Pengelola Kandang Maggot Jogja, Endang Rohjiani mengatakan, kandang maggot baru bisa menampung sekitar 300 kilogram sampah organik dari masyarakat di RW 9 Kricak. Sebelumnya pihaknya bisa mengelola sampah organik dari 13 RW di Kricak, namun karena ada kendala mesin pencacah penggerak yang rusak dan satu kendaraan roda tiga rusak, sehingga aktivitas pengambilan sampah tidak bisa berjalan dengan baik.

“Kami saat ini baru menggunakan mesin kecil yang kapasitasnya tidak bisa satu ton per hari. Jadi harapan kami sebetulnya ada bantuan untuk mesin besar dan itu penggeraknya bisa dibenahi sama tossa (kendaraan pengangkut). Kalau dua hal itu bisa diperbaiki, satu ton per hari kami siap tampung,” kata Endang.

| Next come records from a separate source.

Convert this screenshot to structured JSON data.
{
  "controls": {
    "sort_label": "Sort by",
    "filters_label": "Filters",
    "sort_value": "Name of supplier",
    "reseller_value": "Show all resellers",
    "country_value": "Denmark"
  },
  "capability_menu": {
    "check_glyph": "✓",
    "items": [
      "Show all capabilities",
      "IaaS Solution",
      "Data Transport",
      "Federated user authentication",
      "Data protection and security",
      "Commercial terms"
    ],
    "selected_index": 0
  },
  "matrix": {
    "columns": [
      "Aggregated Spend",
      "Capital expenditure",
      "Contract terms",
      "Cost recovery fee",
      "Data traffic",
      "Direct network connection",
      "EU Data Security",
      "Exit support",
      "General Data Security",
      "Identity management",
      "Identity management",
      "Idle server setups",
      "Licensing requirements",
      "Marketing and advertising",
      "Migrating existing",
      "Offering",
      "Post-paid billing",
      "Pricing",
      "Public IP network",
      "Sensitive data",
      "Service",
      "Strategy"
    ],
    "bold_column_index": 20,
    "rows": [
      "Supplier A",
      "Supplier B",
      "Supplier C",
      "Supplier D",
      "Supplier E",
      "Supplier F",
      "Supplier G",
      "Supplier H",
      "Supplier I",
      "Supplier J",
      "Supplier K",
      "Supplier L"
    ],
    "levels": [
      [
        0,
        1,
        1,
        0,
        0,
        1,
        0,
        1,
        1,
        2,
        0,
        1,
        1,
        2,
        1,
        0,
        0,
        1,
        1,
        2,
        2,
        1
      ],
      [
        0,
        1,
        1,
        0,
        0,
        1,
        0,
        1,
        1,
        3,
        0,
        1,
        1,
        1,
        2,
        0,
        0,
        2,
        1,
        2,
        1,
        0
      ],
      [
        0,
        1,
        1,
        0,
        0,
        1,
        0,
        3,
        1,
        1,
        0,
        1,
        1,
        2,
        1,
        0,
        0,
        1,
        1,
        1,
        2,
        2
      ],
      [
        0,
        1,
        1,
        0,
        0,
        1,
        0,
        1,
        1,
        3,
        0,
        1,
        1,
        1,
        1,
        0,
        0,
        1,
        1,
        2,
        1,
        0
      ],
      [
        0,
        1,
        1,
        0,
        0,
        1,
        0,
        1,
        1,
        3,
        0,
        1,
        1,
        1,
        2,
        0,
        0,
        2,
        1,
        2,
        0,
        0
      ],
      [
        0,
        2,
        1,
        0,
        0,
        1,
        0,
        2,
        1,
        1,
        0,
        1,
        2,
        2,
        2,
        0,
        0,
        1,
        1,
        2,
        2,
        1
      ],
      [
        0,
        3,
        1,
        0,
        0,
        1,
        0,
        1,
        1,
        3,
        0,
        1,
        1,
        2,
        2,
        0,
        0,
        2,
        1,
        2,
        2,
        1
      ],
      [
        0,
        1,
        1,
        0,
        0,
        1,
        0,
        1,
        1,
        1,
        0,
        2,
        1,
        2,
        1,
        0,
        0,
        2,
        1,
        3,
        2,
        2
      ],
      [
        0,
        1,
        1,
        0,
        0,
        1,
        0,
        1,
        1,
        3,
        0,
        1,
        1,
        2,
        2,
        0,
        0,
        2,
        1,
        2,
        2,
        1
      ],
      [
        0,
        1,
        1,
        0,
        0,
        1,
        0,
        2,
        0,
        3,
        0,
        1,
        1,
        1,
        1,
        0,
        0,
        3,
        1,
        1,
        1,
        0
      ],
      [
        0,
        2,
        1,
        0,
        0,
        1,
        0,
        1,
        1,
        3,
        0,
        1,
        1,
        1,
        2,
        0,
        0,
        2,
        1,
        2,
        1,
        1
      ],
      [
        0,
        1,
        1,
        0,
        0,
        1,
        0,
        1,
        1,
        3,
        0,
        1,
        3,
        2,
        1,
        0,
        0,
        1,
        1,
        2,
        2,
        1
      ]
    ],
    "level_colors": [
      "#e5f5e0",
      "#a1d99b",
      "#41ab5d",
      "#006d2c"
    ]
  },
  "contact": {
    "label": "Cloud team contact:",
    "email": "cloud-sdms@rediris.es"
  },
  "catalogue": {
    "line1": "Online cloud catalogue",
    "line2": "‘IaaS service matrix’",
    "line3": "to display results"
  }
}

Dijelaskan, maggot memiliki siklus 45 hari dari telur, kemudian baby telur berusia lima hari, lalu masuk menjadi maggot dimana serapan sampah organik dimulai. Untuk 10 gram baby maggot, serapan sampahnya hingga panen berusia 18 sampai 21 hari yang itu bisa menyerap 50 sampai 80 kg sampah.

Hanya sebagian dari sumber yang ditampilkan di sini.